Overseas economic tracking: 1) US economy: the number of Americans who continue to apply for unemployment benefits has dropped to a new low after the epidemic. As of December 18, the number of Americans receiving continuous unemployment benefits fell to 1716000 in the week, the lowest since the outbreak of the epidemic, and even lower than the average level of 1728000 from January to February 2020. The number of initial jobless claims adjusted by seasonal factors also decreased to 198000, while the number of initial jobless claims per week before the epidemic was more than 200000. 2) European economy: euro zone corporate loans accelerated in November; The market predicts that inflation in the euro area will continue to rise in 2022; The epidemic led to a huge decline in British air travel in 2021. 3) Overseas epidemic: marginal continues to heat up.

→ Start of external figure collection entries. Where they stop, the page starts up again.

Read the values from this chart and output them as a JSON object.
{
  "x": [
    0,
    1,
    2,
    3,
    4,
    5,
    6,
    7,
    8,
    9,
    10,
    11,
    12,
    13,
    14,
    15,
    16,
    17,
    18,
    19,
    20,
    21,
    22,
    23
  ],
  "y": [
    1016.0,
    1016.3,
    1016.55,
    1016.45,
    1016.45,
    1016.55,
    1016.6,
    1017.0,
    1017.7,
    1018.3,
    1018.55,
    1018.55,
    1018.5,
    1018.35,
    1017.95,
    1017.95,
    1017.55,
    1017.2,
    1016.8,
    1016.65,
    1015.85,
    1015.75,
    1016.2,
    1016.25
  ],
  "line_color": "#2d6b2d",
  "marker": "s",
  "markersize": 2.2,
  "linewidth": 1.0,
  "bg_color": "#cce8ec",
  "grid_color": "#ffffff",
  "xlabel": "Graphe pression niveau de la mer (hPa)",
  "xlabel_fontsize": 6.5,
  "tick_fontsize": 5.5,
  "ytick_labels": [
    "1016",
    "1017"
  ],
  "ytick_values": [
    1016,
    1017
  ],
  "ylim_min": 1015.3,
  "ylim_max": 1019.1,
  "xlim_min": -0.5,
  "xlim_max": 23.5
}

Globally, the cumulative number of confirmed cases of covid-19 pneumonia increased from 1.98% in the previous week to 3.08%, and the growth rate is still accelerating, and the cumulative number of confirmed cases has also reached nearly 290 million.
Global Asset Performance: the stock market and most of the world’s major stock indexes ended with a slight rise. On the whole, the performance of emerging markets is slightly better than that of developed markets. Malaysia’s Kuala Lumpur Index and India’s Mumbai sensex30 weighted index rose 3.4% and 2.0% respectively. The middle index and S & P 500 index of the three major stock indexes of US stocks rose slightly, while the NASDAQ fell 0.1%, while the South Korean composite index fell 1.2%, the worst among the major stock indexes in the world. Stocks rebounded strongly in the second half of the week. The NASDAQ Jinlong China Index rose 9.4% on December 30, the largest one-day increase since 2008. In the bond market, the implied inflation expectation of U.S. bonds rose again. The implied inflation expectation of 10-year U.S. bonds rose 9bp to 2.56% throughout the week, while the yield of 10-year U.S. bonds rose slightly by 2bp, which was consistent with the change range of the yield of 2-year U.S. bonds. For bulk commodities, the overall trend of bulk commodities continued in the past week. The CRB commodity index rose slightly by 0.6% throughout the week. The prices of crude oil and precious metals strengthened, the overall prices of black commodities fell, and the prices of base metals and Shenzhen Agricultural Products Group Co.Ltd(000061) main varieties rose and fell. As for the exchange rate, the US dollar index continued to fall, falling by 0.50% to 95.65 throughout the week. Most non US currencies appreciated, and the Canadian dollar and Sterling appreciated by more than 1%.
Risk tip: the overseas epidemic has intensified again, the overseas inflation is more persistent than expected, and the geopolitical conflict has escalated.